Uses distlists from Tranmats by way of Wrightfisher.

The credal sets in the distlists are all of length 2, each pair representing a tight estimate on the upper and lower bounds of a continuous "interval" of probability distributions.

credalsetIO.ml: Generate data files and PDF plots

Creates data files and PDF files from distlists.

src/lib/utils

genl.ml: general-purpose utilities

prob.ml: probability-related utilities

src/misc

miscellaneous code, potentially useful now or in the future, including:

setchain_egs.ml: definitions for specific examples in Hartfiel (see above)

src/bin

Once you have installed OCaml 4.06.1 and the necessary libraries (a big job), you should be able to build executable files for the following by entering make in the root directory of the repo. The exe files should show up in _build/default/src/bin.

wrightfisherPDFs.ml: program to generate Wright-Fisher model PDF files.

(Note that you're not restricted to imprecise-probability models. You can use this program to create plots for standard, precise-probability Wright-Fisher diploid models.)

setchainPDFs.ml: program to generate set-chain PDF files.

setchaintest.ml: miscellaneous tests for setchains.ml

(I last compiled the executable using OCaml 4.06.1 and jbuilder 1.0+beta20. jbuilder has subsequently been renamed to dune, and there have been some significant changes in both OCaml, dune, and the libraries on which my code depends, so you may have to install old versions of packages to get this to work without modification.)

doc

Miscellaneous notes. Don't expect to find any systematic documentation here.

Resources for learning about imprecise probability or population genetics

Imprecise probability

SIPTA: The Society for Imprecise Probability: Theories and Applications.

Imprecise Probabilities by Seamus Bradley in the Stanford Encyclopedia of Philosophy.

Terrence L. Fine's papers. (There are many other important writers on imprecise probability (IP), but most of the work is focused on IP as an extension of Bayesian probability. Fine and his collaborators have done the most work on objective imprecise probability, which is what particularly interest me.)

A few good books:

  • A handbook-style introductory survey, Introduction to Imprecise Probabilities edited by Augustin et al. (Remember that when it comes to math, one person's introduction is another person's advanced textbook.)
  • The perhaps easier Lower Previsions by Troffaes and de Cooman. (The same comment applies.)
  • A philosophical classic, The Enterprise of Knowledge by Isaac Levi.
  • The philosophical and mathematical classic of the field, Statistical Reasoning with Imprecise Probaiblities by Peter Walley.
  • Markov Set-Chains by Darald J. Hartfiel.

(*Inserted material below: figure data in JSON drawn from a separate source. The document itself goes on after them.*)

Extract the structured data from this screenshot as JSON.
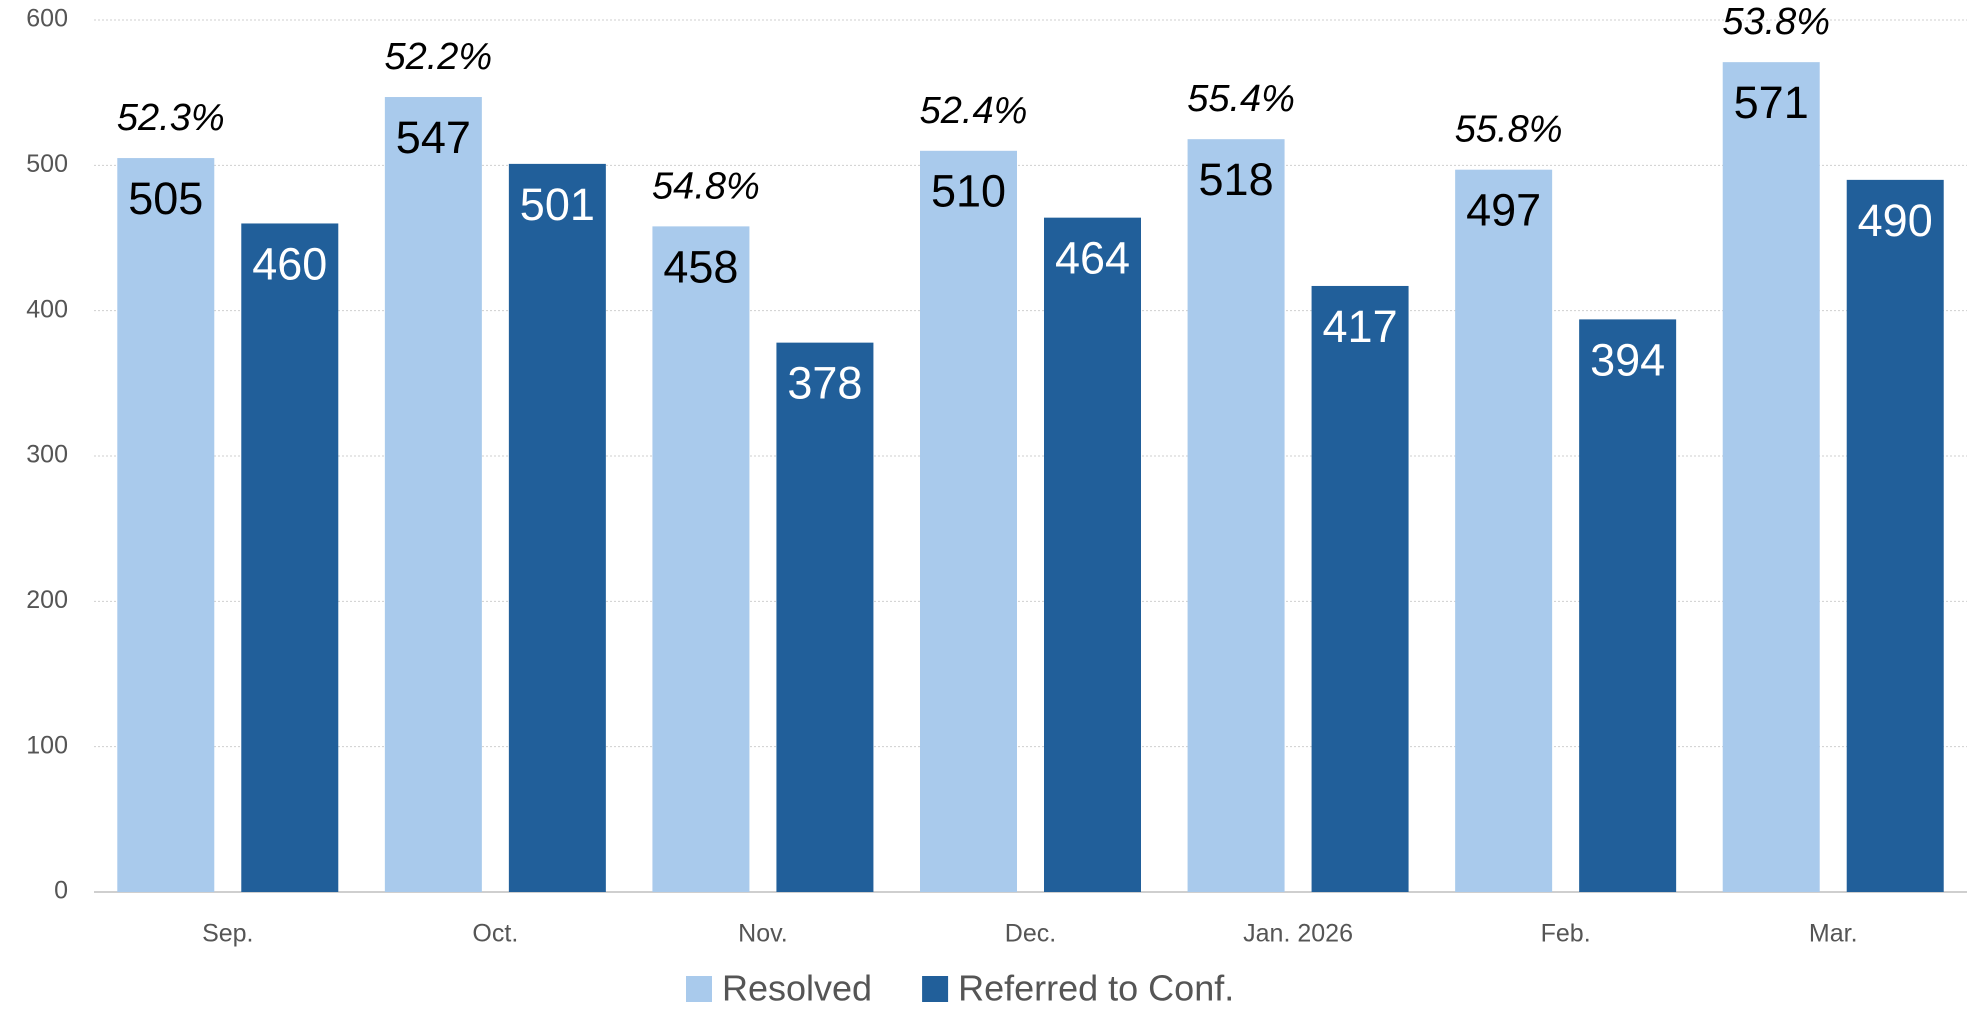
{
  "chart_data": {
    "type": "bar",
    "categories": [
      "Sep.",
      "Oct.",
      "Nov.",
      "Dec.",
      "Jan. 2026",
      "Feb.",
      "Mar."
    ],
    "series": [
      {
        "name": "Resolved",
        "color": "#a9caec",
        "values": [
          505,
          547,
          458,
          510,
          518,
          497,
          571
        ]
      },
      {
        "name": "Referred to Conf.",
        "color": "#215f9a",
        "values": [
          460,
          501,
          378,
          464,
          417,
          394,
          490
        ]
      }
    ],
    "annotations": [
      "52.3%",
      "52.2%",
      "54.8%",
      "52.4%",
      "55.4%",
      "55.8%",
      "53.8%"
    ],
    "ylim": [
      0,
      600
    ],
    "yticks": [
      0,
      100,
      200,
      300,
      400,
      500,
      600
    ],
    "grid": true,
    "legend": "bottom"
  }
}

A beautiful little book on methods for extending Markov chains for one kind of imprecise probability (or uncertainty, which is how Hartfiel frames it).

There's much more.

Population genetics

Where to start? This is a huge area in evolutionary biology.

Samir Okasha's article in the Stanford Encyclopedia of Philosophy provides an overview of basic ideas as well as history and philosophical issues.

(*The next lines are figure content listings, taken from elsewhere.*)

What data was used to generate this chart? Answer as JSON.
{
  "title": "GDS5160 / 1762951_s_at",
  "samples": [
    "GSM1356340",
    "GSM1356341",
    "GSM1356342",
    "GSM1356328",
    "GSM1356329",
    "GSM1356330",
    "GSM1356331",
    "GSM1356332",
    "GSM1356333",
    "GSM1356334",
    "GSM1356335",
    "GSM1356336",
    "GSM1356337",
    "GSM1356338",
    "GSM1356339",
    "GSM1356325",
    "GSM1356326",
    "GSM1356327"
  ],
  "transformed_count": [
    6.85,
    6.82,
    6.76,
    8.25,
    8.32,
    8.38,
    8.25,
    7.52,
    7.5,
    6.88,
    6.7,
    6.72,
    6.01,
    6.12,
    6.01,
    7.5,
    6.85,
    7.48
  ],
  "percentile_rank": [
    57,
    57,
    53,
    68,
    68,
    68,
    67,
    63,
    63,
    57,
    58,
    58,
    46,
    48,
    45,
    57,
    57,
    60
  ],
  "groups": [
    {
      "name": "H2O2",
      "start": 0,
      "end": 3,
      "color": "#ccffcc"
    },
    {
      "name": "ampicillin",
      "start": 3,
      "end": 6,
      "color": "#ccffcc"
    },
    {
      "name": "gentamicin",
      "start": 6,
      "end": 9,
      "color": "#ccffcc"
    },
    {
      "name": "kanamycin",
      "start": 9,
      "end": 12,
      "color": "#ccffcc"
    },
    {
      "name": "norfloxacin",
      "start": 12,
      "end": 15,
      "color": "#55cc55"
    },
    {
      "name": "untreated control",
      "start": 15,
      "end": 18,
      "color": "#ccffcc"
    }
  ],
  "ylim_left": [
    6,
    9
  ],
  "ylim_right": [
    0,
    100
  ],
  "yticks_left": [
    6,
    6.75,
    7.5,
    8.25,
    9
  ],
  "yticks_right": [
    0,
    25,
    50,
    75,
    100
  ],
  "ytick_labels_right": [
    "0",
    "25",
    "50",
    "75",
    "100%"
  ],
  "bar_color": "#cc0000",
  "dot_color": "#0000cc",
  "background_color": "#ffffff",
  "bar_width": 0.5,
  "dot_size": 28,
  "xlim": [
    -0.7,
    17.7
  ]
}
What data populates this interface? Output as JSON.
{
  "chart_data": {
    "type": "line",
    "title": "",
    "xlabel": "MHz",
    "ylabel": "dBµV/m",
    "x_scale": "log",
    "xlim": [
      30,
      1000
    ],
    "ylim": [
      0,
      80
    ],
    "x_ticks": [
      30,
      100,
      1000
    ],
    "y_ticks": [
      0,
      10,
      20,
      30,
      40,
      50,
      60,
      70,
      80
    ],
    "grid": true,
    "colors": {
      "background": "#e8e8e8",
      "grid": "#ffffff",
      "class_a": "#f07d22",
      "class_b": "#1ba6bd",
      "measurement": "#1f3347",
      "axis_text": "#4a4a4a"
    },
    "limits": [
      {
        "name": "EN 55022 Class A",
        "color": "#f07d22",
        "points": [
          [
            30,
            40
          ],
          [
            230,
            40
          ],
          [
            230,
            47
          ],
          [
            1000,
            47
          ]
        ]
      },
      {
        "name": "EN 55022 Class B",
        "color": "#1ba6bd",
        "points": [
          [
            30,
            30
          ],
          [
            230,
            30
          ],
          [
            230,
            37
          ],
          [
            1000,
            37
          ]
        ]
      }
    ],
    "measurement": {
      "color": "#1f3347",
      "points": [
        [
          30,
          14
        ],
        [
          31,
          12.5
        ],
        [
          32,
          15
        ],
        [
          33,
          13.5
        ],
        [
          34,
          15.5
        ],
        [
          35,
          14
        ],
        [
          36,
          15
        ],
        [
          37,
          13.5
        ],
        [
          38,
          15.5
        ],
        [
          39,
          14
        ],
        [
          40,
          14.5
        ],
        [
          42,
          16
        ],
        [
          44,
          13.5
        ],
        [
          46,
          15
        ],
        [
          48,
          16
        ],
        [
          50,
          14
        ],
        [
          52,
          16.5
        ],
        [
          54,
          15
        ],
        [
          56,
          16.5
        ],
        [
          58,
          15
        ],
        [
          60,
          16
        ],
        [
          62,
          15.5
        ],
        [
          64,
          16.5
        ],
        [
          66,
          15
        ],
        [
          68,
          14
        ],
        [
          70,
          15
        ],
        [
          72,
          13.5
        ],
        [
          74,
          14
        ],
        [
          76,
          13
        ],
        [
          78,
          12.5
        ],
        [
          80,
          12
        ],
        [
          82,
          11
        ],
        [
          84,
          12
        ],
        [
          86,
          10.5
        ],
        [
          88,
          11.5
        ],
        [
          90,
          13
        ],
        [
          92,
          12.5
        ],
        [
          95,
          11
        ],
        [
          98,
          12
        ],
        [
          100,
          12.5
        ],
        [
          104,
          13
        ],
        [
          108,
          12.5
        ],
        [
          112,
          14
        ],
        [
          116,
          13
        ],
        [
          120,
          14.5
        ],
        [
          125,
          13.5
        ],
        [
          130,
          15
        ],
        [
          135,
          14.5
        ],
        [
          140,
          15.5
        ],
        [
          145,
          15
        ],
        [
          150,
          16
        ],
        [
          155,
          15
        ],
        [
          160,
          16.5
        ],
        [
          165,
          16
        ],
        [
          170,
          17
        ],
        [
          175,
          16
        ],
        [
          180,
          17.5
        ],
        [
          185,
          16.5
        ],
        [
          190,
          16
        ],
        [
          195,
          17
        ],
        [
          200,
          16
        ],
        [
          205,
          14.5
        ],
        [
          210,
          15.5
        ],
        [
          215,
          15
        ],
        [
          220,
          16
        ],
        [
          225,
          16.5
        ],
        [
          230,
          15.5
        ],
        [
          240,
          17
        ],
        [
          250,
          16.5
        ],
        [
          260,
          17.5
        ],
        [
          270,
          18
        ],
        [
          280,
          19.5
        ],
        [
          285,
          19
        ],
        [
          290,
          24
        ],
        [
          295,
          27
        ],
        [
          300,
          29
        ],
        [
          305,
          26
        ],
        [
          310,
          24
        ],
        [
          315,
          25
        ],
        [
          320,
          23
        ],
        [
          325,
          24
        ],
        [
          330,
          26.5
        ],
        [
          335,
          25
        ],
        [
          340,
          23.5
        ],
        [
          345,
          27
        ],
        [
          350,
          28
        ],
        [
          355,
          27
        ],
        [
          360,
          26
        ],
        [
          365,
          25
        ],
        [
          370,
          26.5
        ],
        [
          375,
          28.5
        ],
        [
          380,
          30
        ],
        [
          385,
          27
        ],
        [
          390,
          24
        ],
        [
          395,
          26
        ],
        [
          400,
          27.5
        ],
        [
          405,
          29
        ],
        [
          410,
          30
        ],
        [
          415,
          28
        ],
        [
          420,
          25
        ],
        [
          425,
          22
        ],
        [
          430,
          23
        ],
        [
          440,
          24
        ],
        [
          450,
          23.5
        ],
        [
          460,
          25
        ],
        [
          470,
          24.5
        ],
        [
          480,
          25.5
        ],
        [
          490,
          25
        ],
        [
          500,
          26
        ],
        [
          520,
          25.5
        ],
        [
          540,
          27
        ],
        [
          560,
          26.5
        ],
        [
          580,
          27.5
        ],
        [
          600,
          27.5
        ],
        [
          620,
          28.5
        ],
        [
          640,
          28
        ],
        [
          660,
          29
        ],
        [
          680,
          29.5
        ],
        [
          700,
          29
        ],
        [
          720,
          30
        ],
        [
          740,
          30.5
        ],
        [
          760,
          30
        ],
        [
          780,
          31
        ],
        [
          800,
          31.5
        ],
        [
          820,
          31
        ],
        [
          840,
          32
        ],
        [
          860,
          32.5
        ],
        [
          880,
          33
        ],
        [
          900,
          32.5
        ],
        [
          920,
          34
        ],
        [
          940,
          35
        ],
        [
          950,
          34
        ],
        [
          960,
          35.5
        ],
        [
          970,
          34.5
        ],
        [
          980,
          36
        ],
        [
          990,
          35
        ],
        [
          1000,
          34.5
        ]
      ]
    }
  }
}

My favorite textbooks include:

  • Population Genetics: A Concise Guide by John H. Gillespie. A great way to get into the mindset of population genetics. The first and second editions are similar, but there is valuable material in each that's not in the other. Includes some topics that are rarely covered in introductory texts.

  • Elements of Evolutionary Genetics by Charlesworth and Charlesworth. Yes, it's a thick book, but that's because the Charlesworths take care to explain ideas clearly and to explore many details and subtleties. Beautiful.

  • Evolutionary Theory: Mathematical and Conceptual Foundations by Sean H. Rice. A philosophically sensitive book by a mathematical biologist. Rice provides a unique but illuminating conceptual organization for population genetics and related areas.